To be clear, though, no Virginia jurisdiction has sought to ban gas connections, and it’s not clear whether they could do so in a Dillon Rule state like Virginia. Right now, a law to keep them from doing so sounds a little on the hysterical side, like prohibiting people from walking tigers off-leash. 

Indeed, the proponents of HB1257 could cite only a much narrower threat. The City of Richmond recently committed itself to achieving net zero greenhouse gas emissions by 2050. Unlike almost any other city in Virginia, Richmond owns a gas utility that serves its residents and businesses. Sometime in the next 28 years, if the city is serious, it will have to sell the utility or shut down gas service, forcing customers to look elsewhere if they want gas. 

The gas industry and its industrial customers used this far-off threat as a pretext for a Virginia ban-the-ban bill. In its original form, HB1257 (Kilgore) declared it the right of every person to access natural gas, calling this “energy justice,” and explicitly forbidding any public entity from doing anything to interfere with this sacred right. (Oh, except that gas utilities don’t have to supply gas even to willing customers if they can’t make money doing so, and they are free to cut off service to anyone who can’t pay their bills. Justice stretches only so far as profit permits.) 

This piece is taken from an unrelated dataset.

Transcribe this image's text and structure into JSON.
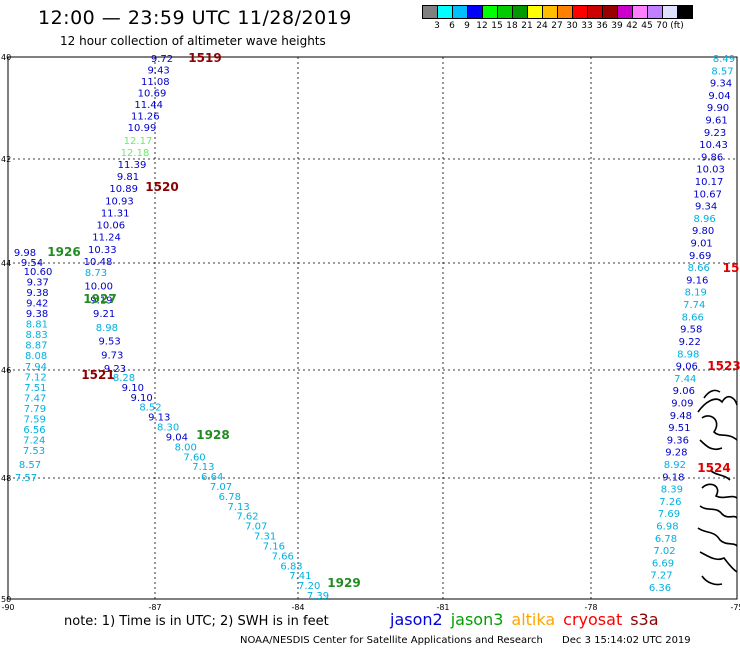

The Republican-led House passed the whole bill, but the Democratic-led Senate pared it back to deal just with a locality that gets out of the gas utility business, requiring that it give three years’ notice and try to sell or auction off the utility. The final version omits the “energy justice” language that was such an inspiring tribute to George Orwell, but it solves the “immediate” problem in Richmond. 

But it’s not likely that we have seen the end of legislative efforts in Virginia to ban local restrictions on natural gas connections. The gas industry needs to lock in new customers now, because its future is looking very bleak indeed.